I tried out a new product this week, however, that does a pretty good job of keeping your identity safe and secure. No capes or masks required, either.

Freedom 2.0 from Zero Knowledge Systems, Inc. is a nifty little add-on for your browser and e-mail client that allows you to create pseudonym identities for yourself while you are out surfing on the Web. Under the guide of one of these identities, called nyms, you can surf to your heart's content knowing that what the Web sites full of cookies and trackers are seeing is the nym, not you.

Freedom 2.0 comes in two flavors: standard and enhanced. The standard version is free and gives you quite a few nice features, some for your browser and some for just general security.

The browser-specific features include a form filler, ad manager, and cookie manager. These are pretty self-explanatory in their proposed functions.

A more general security feature is the Keyword Alert, which warns you every time you are about to send a message out with your real name and address. And then there is the Personal Firewall, which gives a fair amount of security to your system, particularly if you have a dedicated connection like cable or DSL.

If you plunk down $49.95, you can get the enhanced version, which adds encrypted, untraceable e-mail and anonymous browsing, chat, and newsgroup access. This anonymity is the result of privately routing your Internet requests and commands through anywhere from one to three different servers, which can mask the origin point of your browser.

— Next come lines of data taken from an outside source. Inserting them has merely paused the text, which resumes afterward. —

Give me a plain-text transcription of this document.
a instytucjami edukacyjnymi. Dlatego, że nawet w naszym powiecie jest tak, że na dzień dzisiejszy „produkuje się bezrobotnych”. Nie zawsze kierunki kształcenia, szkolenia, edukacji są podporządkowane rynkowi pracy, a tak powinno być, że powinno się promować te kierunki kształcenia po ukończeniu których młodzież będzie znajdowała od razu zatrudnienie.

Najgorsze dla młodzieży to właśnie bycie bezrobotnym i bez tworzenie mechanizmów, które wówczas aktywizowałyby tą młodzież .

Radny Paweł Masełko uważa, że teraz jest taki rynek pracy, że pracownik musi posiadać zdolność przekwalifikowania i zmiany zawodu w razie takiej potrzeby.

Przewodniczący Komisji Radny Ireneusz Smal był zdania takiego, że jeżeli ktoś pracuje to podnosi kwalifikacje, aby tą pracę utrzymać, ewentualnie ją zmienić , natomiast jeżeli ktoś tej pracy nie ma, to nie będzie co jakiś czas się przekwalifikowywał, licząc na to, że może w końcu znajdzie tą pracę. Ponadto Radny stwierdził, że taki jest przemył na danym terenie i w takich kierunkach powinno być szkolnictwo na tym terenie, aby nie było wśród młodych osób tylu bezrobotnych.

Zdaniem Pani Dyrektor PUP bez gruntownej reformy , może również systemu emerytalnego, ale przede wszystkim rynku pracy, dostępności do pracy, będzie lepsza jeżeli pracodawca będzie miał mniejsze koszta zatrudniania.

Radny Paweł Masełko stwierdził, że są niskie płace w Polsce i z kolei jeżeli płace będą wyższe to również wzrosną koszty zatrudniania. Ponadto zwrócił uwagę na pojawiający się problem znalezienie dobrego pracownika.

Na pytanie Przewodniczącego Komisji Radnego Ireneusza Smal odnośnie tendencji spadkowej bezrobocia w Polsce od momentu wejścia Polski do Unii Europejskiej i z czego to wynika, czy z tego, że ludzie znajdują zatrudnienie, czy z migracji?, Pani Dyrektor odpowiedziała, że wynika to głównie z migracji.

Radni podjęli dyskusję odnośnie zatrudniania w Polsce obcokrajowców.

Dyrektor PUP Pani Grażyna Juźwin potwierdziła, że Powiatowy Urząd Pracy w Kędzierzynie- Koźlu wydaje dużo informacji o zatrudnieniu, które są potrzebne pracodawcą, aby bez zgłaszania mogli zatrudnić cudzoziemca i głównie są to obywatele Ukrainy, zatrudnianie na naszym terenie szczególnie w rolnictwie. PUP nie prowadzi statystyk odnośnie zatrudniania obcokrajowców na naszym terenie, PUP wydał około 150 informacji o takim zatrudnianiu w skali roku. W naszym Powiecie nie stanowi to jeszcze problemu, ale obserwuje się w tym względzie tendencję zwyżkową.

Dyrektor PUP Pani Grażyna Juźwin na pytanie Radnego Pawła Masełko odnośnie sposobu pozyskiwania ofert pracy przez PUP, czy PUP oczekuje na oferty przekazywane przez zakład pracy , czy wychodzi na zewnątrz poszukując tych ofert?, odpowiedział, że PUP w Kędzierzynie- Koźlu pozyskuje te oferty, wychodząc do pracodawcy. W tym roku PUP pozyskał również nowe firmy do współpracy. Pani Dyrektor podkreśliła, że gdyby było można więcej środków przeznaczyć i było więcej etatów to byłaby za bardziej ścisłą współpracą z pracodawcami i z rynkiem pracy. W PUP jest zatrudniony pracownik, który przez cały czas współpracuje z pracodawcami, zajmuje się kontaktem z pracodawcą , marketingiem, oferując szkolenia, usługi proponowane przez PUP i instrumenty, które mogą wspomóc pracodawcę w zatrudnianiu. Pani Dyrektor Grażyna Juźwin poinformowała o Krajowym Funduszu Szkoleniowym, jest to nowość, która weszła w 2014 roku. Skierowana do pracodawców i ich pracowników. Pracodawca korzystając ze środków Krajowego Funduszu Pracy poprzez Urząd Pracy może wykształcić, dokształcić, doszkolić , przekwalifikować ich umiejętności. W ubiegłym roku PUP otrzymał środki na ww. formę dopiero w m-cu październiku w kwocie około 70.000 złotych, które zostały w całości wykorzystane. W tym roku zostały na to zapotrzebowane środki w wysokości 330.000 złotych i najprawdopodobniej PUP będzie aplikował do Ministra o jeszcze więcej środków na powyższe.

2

I was able to look at the enhanced version of Freedom 2.0, and I ran into some problems with the initial installation on my Linux box. For reasons that still boggle me, I had to switch to Red Hat 7 to look at another product right after the holidays. Freedom 2.0 for Linux is compatible with Red Hat 6.1 and 6.2 (as well as SuSE 7.0, Linux-Mandrake 7.1, and Caldera OpenLinux 2.4).

Note the lack of "and above" for the Red Hat requirement. That's because (I would discover later) that Freedom is not compliant with Red Hat 7.0 because of--you guessed it--the version of gcc that Red Hat so thoughtfully installed.

Instructions were available to compile the kernel on the Freedom Web site, so I could have gone that route, but I wanted to get back to SuSE anyway, so one half-day later, Freedom was nicely installed on my SuSE platform.

It should be noted here that to run Freedom, you have to be in GNOME as a non-root user.